先按照之前的步骤找到一个地址，在编辑栏里右键“找出是什么改写了这个地址(T)”，出来白框后，点击VG上“打我”，白框里就会有一条汇编语句，选中它，点击“显示反汇编程序”，
出来“内存浏览器”，满屏的汇编语句，点击菜单栏的“工具”→“自动汇编”

“模板”→“代码注入”

打算在哪条地址上跳转？
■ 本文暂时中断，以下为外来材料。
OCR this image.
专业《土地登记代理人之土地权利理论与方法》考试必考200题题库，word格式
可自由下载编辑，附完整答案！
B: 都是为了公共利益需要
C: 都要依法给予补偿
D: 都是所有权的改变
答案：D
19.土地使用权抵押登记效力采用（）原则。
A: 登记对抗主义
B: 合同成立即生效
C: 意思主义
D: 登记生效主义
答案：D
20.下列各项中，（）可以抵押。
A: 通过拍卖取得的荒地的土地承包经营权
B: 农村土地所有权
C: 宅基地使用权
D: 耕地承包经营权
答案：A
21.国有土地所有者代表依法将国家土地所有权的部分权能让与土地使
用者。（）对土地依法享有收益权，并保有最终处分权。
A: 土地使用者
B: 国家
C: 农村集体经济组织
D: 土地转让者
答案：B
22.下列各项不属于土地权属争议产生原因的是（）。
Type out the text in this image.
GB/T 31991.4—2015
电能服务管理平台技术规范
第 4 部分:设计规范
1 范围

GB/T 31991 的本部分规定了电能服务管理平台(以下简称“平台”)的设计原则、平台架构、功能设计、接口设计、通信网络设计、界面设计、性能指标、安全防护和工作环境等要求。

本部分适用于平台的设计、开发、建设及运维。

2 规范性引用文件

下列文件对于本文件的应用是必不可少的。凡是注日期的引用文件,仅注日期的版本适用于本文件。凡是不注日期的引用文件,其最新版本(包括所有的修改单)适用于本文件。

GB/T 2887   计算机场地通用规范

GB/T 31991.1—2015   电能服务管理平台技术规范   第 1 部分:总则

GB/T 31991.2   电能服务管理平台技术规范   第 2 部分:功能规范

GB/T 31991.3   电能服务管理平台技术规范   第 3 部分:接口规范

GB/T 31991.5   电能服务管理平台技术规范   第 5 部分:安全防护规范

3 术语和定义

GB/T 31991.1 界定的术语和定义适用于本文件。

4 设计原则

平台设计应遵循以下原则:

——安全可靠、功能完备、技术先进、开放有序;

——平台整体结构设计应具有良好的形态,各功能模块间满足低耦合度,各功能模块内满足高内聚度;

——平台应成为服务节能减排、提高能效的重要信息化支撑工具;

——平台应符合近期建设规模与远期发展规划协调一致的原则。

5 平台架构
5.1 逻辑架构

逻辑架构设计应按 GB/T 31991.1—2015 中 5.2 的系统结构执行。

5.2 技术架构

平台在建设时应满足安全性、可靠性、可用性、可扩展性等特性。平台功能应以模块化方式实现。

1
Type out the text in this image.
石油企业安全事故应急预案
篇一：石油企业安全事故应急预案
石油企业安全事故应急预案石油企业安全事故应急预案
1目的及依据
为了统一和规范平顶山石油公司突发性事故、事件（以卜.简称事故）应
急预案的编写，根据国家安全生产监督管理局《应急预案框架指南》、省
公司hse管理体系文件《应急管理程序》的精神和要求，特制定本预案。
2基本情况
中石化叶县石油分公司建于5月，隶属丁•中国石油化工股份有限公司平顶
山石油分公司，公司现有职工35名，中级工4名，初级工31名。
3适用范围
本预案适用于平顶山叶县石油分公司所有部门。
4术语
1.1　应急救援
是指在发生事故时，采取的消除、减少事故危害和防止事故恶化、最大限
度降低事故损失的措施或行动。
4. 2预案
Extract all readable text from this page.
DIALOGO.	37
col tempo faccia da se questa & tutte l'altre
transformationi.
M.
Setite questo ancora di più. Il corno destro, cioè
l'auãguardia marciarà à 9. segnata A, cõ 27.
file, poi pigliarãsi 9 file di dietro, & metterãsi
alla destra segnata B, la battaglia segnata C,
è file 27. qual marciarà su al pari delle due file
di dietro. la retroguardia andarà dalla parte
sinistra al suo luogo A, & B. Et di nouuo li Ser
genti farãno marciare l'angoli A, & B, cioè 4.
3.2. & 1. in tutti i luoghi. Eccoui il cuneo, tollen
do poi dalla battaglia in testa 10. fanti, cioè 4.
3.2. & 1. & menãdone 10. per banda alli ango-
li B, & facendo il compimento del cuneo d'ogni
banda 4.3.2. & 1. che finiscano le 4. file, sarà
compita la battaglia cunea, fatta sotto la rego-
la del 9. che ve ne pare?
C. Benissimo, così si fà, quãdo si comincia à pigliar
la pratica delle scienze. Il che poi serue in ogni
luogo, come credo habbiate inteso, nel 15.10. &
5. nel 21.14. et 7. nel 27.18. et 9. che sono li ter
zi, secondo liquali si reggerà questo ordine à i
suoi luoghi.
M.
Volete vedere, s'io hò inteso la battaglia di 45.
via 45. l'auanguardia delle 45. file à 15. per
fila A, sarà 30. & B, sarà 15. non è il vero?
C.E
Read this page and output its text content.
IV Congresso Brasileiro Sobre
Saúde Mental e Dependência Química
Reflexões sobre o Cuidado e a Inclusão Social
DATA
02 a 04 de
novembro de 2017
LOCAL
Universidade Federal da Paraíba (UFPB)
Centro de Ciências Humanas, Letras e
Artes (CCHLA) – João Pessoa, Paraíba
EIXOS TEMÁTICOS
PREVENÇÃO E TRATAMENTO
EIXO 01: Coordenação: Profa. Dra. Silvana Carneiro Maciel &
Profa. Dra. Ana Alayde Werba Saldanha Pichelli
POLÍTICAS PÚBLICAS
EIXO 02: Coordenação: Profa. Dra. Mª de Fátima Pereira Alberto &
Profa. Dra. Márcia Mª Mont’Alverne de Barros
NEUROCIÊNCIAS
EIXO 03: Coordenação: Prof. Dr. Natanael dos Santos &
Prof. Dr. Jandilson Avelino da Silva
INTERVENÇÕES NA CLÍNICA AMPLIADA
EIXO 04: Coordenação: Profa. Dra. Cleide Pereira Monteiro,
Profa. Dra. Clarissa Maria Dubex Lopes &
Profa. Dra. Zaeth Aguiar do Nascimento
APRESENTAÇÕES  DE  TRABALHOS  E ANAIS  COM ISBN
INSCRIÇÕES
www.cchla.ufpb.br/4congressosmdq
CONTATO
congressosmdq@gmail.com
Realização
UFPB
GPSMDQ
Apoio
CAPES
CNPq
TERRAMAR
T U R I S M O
默认都会填写好，如果没有的话，就填写那第一行的地址


把dec [00d40d48]（具体数值看你自己里面的）改为add [00d40d28],2 （dec是自减，add是添加，这样修改的话就会达到点击一次“打我”就会得到2格血的效果，当然可以有其他的写法达到同样的效果）
点击“执行”，再点“是”，“确定”，关闭除了CE、VG以外的子窗口，再点击VG上的“打我”，就过关了。


-----pcat:08-----
8、多级指针


这个是最难的，在本关中，你将看到4级指针，它由第一个指针指向第二个指针，再由第二个指针指向第三个指针，由第三个指针指向第四个指针，最终指向血值的真正地址。
【先来个简单的过法】
先按照之前的步骤找到一个地址，右键“扫描当前指针地址”，出来2个窗口，按默认填写的就可以，然后“正在扫描的线程”可以填写大一点，我就填写了个3，然后按下“确定”

“为存储的结果指定名称”，随便填写个名字，如111，保存。

之后就会进行“指针扫描”，等待一段时间（如果扫描的时间太少了，待会可能会搜不到）再按“停止”，出来“警告”，点“确定”即可


然后出来一大堆扫描结果，记得左上角得是“4字节”，再点击VG的“改变指针”，然后3秒后VG上的数值会变，记下它，例如变成715，
点击指针扫描器→“重新扫描内存-移除没有指向正确地址的指针(Z)”，出来窗口后，选择“数值查找”，输入刚才记下的715，点击“确定”，会再弹出保存窗口，随便存储名字，例如222

这时候满足条件的扫描数就很少了，如果你的pointercount为0的话，估计就是前面搜索的时间太少了（重来这关吧），然后选择第一条（其他有些也可以），双击它，就显示在CE的编辑栏里了

锁定它，修改为5000，再去VG里点击“改变指针”，等待3秒就过关。

【复杂的过法，手动查找各级指针】
( # ▽ # )，我就不截图，全靠描述。
1)先按照之前的步骤找到一个地址（记录下，1F5288），在编辑栏里右键“找出是什么改写了这个地址(T)”，出来白框后，点击VG上“打我”，白框里就会有一条汇编语句，选中它，点击“详细信息”，看到mov [ecx+eax*4],edx
这里一个诀窍是[]里第一个是基址，在窗口里看ECX的值（而不要去关注复制内存那里显示的可能的值，都说了是可能的），以我找到的为例，ECX=1F5128，然后跟上一个地址的差值160就是待会要用到的偏移量（嗯，偏移量这么去算就可以）
2)“新的扫描”，勾上Hex，输入1F5128，“首次搜索”，得到地址1886A0，点击“手动添加地址”，勾选“指针”，输入1886A0，偏移160，确定，在编辑栏出来，然后右键“找出是什么访问了这个地址(S) /查找访问该地址的代码(S) /Find out what accesses this address”，点击“找出是什么访问了这个指针”，出来白框后，点击VG上“打我”，白框里就会有一条汇编语句，选中它，点击“详细信息”，看到mov eax,[ecx+eax*4]（后面指针都会出现这个的），记住我刚才所说的，记录下ECX的值即可，我记下了是1881C8，相对刚才的1886A0，偏移量就是4D8
3)再去“新的扫描”，输入1881C8，得到地址1C7F40，点击“手动添加地址”，勾选“指针”，输入1886A0，偏移4D8，再点击“添加指针”，偏移量为上次的160，然后确定，再重复去找哪个访问了这个地址，还是会看到mov eax,[ecx+eax*4]，不管，继续ECX的值1C7EDC,相对上一个地址1C7F40偏移量就是64
4)继续新的扫描1C7EDC，得到地址211E80，手动添加地址211E80，偏移64，添加指针偏移4D8，再添加指针偏移160，确定，再对其找哪个访问了，记录ECX的值211E3C，相对211E80偏移了44
5)新扫描211E3C，得到地址D40D2C，再手动添加地址D40D2C，偏移44，添加指针偏移64，再添加指针偏移4D8，再添加指针偏移160，确定，再找哪个访问了，结果出来两条一样的，都是push [00d40d2c] 这就是最后一次了，这个地址跟我们上面D40D2C一致，所以偏移量为0
6)新扫描D40D2C,左边栏会出现一些绿色的地址（绿色就是胜利的标志了），我们这里就取第一个吧，40F129，手动添加地址40F129，偏移0，添加指针偏移44，再添加指针偏移64，再添加指针偏移4D8，再添加指针偏移160，确定后出现在编辑栏，对其锁定，修改值为5000，然后在VG里点击“改变指针”，3秒后就过关。


-----pcat:09-----
9、注入++

这个本意就是注入c语言脚本去让健康值与时间挂钩。

先按照之前的步骤找到一个地址，在编辑栏里右键“找出是什么改写了这个地址(T)”，出来白框后，点击VG上“打我”，白框里就会有一条汇编语句，选中它，点击“显示反汇编程序”

点击内存浏览器“工具”→“脚本引擎”，弹出一个窗口，把VG界面上c语言代码复制到里面，在timep赋值前加上int addresstochange=你最初找到的地址

再点击菜单栏的“注入”→“注入当前的进程”，出来“自动汇编”的窗口，点击“模板”→“代码注入”，按我下面的图那样去修改代码（把下面的call剪切到上面，并把dec语句注释掉），然后点击“执行”，再点击“确定”，“确定”

再点击“打我”，就过关，注意flag在弹框内容里，别看漏了。